Elle a fait l’objet de nombreuses expositions : Musée d’art moderne de la Ville de Paris en 2012, Fondation Merz à Turin en 2022, Louvre Lens en 2023…
Bouchra Khalili
https://www.adiaf.com/artistes/bouchra-khalili/
Née en 1975 à Casablanca. Vit et travaille à Berlin. Représentée par la galerie Mor Charpentier, Paris et ADN gallery, Barcelone
Le travail de l’artiste s’articule en film et installation vidéo, photographie et sérigraphie. Chacun de ses projets peut s’envisager comme une plateforme depuis laquelle des membres de minorités peuvent proposer, mettre en œuvre et partager, stratégies et discours de résistances élaborés depuis les marges. L’artiste a fait l’objet de nombreuses expositions dont le Macba à Barcelone et le Palais de Tokyo en 2015, le Moma, New York en 2016 et Jeu de Paume en 2018.
Tarik Kiswanson
https://www.adiaf.com/artistes/tarik-kiswanson/
Né en 1986 à Halmstad (Suède). Vit et travaille à Paris, France et Amman, Jordanie. Représenté par la galerie carlier | gebauer, Berlin et Sfer, Hambourg et Beyrouth
Son travail englobe la sculpture, l’écriture, la performance, le dessin, les œuvres sonores et vidéo. Les notions de déracinement, de régénération et de renouveau sont des thèmes récurrents dans son œuvre. Tarik Kiswanson a présenté son exposition rétrospective Mirrorbody au Carré d’Art – Musée d’Art Contemporain en 2021.
Massinissa Selmani
https://www.adiaf.com/artistes/massinissa-selmani/
Né en 1980 à Alger (Algérie). Vit et travaille à Tours. Représenté par la galerie Anne-Sarah Benichou (Paris), Selma Feriani (Tunis, Londres), Jane Lombard (New-York).
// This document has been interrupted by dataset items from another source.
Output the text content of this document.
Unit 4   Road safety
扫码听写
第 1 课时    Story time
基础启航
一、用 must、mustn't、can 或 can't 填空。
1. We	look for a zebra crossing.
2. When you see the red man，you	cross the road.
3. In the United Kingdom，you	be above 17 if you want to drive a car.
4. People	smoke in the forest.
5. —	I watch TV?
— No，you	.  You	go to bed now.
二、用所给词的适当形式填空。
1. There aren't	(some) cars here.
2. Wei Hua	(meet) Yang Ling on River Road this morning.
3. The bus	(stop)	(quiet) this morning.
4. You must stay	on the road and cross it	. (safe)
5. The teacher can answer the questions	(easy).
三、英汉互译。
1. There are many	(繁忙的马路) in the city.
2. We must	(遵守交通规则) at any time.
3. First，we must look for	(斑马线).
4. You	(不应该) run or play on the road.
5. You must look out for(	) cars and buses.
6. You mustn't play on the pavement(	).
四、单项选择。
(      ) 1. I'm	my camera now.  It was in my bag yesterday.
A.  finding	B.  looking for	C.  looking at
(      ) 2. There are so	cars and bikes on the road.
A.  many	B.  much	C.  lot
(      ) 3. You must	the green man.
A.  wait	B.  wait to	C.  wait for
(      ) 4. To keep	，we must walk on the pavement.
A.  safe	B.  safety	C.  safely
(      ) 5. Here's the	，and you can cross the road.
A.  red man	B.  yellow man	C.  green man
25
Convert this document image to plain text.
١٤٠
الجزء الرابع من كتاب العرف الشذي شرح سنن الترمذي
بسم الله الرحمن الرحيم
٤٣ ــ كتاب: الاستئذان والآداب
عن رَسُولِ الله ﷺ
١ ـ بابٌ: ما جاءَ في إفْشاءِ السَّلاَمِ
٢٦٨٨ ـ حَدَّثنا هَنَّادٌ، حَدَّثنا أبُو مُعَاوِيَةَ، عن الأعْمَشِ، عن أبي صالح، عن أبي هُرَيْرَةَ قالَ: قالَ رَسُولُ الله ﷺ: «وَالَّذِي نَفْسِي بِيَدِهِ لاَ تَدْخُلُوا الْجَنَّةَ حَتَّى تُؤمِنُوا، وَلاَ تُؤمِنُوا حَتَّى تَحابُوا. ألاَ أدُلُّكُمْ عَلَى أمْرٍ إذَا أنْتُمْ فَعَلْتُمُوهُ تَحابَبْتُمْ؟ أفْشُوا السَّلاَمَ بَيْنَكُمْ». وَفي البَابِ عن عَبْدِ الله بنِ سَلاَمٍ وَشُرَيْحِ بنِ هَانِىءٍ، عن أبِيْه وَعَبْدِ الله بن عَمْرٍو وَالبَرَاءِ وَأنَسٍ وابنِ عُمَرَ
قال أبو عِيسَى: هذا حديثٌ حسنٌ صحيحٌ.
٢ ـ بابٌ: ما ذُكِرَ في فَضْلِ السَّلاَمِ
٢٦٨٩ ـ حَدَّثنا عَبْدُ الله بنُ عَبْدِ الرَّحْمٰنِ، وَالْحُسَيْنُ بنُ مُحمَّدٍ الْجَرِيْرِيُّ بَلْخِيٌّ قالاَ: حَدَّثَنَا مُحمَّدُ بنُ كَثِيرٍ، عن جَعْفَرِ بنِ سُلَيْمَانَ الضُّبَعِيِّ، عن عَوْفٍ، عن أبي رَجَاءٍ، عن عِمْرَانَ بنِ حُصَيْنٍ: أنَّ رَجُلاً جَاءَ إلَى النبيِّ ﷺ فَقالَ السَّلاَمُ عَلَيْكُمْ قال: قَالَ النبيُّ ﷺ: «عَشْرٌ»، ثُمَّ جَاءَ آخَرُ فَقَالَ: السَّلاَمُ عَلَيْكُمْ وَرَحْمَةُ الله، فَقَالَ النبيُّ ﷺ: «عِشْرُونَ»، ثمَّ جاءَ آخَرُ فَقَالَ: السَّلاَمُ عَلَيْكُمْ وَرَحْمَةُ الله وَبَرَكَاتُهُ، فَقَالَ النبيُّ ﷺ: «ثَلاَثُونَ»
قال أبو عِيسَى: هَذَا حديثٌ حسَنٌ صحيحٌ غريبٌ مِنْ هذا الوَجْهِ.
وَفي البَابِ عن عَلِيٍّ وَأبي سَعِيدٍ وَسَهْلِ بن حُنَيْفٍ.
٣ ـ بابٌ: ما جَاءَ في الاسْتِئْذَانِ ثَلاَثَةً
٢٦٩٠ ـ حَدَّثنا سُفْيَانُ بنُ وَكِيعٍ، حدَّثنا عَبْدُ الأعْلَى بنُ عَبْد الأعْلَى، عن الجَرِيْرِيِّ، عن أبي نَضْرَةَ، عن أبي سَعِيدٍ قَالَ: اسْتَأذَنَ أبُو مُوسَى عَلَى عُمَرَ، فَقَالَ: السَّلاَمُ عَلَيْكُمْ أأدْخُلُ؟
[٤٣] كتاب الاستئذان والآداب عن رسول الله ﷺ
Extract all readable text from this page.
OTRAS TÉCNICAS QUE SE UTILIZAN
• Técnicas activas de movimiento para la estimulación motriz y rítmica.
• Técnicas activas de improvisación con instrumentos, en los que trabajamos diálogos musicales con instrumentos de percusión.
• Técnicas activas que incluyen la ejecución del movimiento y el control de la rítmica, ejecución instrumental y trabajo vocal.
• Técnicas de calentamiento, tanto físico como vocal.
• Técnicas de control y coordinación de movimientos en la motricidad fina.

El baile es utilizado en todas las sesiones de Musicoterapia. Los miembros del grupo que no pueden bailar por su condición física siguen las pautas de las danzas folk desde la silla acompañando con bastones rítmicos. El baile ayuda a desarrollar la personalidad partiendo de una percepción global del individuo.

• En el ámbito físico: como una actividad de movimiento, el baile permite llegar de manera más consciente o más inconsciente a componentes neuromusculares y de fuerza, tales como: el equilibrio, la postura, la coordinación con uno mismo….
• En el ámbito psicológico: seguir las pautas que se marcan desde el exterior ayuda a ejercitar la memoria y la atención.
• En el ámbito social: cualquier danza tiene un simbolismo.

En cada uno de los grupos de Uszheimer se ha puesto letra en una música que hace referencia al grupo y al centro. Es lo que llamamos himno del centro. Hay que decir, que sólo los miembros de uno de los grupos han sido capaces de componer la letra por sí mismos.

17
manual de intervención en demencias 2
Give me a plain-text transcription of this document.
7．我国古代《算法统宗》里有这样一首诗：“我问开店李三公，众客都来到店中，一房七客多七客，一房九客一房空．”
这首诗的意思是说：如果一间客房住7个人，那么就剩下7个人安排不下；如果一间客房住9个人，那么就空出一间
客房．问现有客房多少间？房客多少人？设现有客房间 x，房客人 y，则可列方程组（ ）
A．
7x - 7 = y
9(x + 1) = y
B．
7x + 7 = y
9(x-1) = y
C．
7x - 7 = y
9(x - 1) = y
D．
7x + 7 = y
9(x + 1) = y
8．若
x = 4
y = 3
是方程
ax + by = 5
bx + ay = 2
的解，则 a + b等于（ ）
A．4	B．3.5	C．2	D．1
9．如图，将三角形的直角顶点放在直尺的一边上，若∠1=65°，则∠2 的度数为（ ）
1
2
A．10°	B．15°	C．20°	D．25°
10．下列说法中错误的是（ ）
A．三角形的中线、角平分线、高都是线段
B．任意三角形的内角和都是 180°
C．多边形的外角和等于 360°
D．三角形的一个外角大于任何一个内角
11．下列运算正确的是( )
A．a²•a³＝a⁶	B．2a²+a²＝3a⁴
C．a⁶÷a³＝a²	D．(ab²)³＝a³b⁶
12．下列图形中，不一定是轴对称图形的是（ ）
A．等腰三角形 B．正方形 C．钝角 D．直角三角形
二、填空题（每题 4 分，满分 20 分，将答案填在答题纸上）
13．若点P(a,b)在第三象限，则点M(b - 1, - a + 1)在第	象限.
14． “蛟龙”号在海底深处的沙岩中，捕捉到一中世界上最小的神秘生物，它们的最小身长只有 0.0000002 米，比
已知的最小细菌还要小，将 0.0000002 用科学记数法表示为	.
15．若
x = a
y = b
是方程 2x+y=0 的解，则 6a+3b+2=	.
C’est par la confrontation et la juxtaposition sans cohérence logique de ces éléments réels que Massinissa Selmani crée des scènes énigmatiques et ambiguës, soulignant le caractère ironique, voire tragique des situations absurdes et étranges représentées dans ses dessins. Son travail a été salué par une mention spéciale du jury à la 56ème biennale de Venise en 2015. Lauréat du Prix Art collector et du Prix Sam en 2016, il a participé à de nombreuses expositions personnelles et collectives en France et à l’étranger.